Gang Chen, a professor at the Massachusetts Institute of Technology. Photograph: Wen Zeng/MIT/via Reuters

Chen, a Chinese-born mechanical engineer at the Massachusetts Institute of Technology, was charged with hiding his links to China. The charges were later dismissed, but the incident turned Suo from an apolitical science nerd into a political activist.

“Before [the China Initiative], you were innocent until proven guilty. Now, you are guilty until you prove you are innocent,” Suo said. “I fear this is the start of a slow process of brain drain for America. Historically, brain drain precedes the decline of great nations.”

In a recent interview with the New York Times, Chen, who has now been released, said: “You work hard, you have good output, you build a reputation … The government gets what they want, right? But in the end, you’re treated like a spy. That just breaks your heart. It breaks your confidence.”

Supporters of the China Initiative argue that this China-focused programme is not completely without merit. They point to the recent case of a Harvard chemistry professor, Charles Lieber, who, in December,was found guilty of six felony counts, including failure to disclose his associations and funding from a China-based university and the country’s controversial talent programme.

But that same month, a Bloomberg analysis showed that among 50 indictments announced or unsealed since the programme’s inception, “only 20% of the cases allege economic espionage, and most of those are unresolved. Just three claim that secrets were handed over to Chinese agents.”

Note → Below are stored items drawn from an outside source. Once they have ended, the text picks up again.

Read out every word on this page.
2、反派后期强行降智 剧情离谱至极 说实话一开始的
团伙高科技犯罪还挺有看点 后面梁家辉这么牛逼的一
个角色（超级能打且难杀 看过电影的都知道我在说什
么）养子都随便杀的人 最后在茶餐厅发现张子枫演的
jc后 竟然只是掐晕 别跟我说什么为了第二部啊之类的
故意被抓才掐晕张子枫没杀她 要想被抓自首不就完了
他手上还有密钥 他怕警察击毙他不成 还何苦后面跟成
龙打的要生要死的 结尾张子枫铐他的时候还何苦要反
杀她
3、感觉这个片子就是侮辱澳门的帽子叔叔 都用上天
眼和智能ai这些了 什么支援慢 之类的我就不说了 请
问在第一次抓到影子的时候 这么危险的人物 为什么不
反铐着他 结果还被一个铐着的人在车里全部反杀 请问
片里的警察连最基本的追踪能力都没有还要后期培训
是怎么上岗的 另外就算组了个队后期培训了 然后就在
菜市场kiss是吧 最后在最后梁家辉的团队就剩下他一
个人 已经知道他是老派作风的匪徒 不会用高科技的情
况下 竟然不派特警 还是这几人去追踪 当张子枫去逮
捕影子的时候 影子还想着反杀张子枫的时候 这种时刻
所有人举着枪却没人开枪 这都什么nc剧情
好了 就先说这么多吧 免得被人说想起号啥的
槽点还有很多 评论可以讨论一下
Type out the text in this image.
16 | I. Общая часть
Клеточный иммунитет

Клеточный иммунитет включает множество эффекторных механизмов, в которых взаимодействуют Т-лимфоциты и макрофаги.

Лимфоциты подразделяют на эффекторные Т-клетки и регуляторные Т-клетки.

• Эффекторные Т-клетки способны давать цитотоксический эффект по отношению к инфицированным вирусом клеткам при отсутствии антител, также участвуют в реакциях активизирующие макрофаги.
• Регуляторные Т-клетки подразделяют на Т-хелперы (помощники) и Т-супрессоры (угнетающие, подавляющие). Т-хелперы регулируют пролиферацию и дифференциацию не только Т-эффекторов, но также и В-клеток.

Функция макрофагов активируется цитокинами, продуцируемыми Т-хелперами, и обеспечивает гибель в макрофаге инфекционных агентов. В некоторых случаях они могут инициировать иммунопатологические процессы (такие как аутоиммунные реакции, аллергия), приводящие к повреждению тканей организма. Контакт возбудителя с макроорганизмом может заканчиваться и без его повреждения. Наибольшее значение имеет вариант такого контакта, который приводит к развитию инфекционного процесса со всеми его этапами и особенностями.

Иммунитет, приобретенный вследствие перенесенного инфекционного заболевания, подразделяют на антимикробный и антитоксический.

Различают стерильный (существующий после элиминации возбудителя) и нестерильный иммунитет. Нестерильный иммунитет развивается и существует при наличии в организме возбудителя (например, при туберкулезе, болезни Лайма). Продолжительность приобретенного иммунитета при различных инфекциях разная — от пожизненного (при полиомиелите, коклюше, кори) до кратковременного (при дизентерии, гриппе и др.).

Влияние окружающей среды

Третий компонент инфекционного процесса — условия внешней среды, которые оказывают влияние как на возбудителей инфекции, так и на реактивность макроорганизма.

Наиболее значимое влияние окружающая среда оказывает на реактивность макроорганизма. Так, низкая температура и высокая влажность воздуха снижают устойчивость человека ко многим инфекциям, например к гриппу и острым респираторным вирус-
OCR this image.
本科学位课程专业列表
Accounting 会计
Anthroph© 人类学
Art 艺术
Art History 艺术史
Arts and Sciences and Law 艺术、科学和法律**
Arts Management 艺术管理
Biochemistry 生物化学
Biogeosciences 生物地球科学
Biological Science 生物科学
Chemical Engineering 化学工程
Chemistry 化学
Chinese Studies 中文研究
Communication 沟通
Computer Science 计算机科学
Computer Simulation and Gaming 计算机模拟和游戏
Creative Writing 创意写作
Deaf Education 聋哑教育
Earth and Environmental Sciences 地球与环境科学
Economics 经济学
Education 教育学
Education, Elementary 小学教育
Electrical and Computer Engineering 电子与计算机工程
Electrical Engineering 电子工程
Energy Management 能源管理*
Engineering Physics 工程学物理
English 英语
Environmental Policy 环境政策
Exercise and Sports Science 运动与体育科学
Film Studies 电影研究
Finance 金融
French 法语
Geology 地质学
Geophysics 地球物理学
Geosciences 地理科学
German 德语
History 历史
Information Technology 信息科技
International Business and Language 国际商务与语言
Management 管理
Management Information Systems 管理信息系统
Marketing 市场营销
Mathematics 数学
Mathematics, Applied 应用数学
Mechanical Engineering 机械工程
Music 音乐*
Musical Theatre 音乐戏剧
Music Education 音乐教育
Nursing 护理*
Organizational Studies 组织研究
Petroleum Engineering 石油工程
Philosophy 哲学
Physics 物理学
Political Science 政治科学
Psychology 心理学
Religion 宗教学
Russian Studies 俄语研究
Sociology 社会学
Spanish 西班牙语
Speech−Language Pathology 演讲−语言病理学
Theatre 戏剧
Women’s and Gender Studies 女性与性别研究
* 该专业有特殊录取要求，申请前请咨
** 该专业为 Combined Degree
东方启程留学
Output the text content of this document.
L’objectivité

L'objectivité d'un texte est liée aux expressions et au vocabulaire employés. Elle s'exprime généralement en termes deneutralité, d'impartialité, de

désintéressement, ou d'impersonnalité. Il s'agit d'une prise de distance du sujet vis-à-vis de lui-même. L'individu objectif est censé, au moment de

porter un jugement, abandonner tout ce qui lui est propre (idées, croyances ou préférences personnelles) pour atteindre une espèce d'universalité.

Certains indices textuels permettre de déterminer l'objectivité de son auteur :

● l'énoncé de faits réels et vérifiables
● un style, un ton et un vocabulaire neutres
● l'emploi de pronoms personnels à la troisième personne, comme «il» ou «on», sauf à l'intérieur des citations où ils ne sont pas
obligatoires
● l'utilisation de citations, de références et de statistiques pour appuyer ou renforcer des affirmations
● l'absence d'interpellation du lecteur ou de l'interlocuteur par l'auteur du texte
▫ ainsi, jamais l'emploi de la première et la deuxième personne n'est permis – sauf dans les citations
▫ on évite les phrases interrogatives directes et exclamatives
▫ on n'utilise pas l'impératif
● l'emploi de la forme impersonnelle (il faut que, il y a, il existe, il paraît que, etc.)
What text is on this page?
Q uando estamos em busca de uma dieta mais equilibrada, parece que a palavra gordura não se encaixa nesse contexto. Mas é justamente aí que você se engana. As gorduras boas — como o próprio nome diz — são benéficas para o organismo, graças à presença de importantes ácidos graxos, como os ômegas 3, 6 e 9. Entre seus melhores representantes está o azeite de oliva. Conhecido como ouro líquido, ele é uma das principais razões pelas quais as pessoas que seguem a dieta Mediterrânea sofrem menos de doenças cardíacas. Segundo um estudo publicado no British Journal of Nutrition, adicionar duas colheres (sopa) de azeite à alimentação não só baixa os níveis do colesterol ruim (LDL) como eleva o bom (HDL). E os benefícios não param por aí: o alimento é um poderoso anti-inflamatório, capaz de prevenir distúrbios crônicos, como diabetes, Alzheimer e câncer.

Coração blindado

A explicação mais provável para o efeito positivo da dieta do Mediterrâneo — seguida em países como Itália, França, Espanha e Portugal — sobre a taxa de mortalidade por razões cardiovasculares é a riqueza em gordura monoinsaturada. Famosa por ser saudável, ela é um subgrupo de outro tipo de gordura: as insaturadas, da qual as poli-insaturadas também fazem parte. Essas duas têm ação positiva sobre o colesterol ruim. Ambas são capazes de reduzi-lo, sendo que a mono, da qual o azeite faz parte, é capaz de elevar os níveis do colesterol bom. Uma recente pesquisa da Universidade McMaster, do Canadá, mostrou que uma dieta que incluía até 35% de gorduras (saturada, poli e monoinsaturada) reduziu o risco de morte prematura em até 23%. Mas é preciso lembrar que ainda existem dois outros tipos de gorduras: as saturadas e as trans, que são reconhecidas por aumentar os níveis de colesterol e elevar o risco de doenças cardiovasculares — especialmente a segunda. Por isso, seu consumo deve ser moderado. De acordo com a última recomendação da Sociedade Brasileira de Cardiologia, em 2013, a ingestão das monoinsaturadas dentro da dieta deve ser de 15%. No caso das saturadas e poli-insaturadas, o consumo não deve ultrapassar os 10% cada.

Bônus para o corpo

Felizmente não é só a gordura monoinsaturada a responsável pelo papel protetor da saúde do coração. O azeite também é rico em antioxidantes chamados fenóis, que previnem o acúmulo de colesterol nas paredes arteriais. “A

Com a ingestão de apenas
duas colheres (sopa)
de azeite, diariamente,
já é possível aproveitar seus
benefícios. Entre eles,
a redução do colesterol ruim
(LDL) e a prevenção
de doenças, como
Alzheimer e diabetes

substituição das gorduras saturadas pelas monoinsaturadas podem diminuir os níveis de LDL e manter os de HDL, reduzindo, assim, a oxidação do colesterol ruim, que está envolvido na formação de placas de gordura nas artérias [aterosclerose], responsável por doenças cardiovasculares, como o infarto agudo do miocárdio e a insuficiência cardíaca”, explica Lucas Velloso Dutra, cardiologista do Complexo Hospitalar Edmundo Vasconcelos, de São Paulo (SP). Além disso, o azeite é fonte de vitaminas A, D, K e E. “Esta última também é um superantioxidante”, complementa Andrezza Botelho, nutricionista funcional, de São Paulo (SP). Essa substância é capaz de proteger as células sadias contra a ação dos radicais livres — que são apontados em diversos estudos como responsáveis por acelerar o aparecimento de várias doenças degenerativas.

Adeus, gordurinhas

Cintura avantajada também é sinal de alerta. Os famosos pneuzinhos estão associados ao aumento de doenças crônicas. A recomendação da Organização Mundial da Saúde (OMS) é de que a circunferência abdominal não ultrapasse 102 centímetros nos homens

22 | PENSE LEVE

Xi said the nightmare experience seven years ago interrupted his “American dream”. Although the charges were quickly dropped and his university position reinstated, his career has been damaged nevertheless, he said. “My research programme is now much smaller… I’m scared of applying for funding because as long as I do anything imperfectly, it could one day come back to haunt me.”

Yet, despite the ordeal, Xi said he had also learned an important lesson. “If we – Americans of Chinese descent – want our environment improved, we need to speak out and fight for our rights. This is how democracy operates.”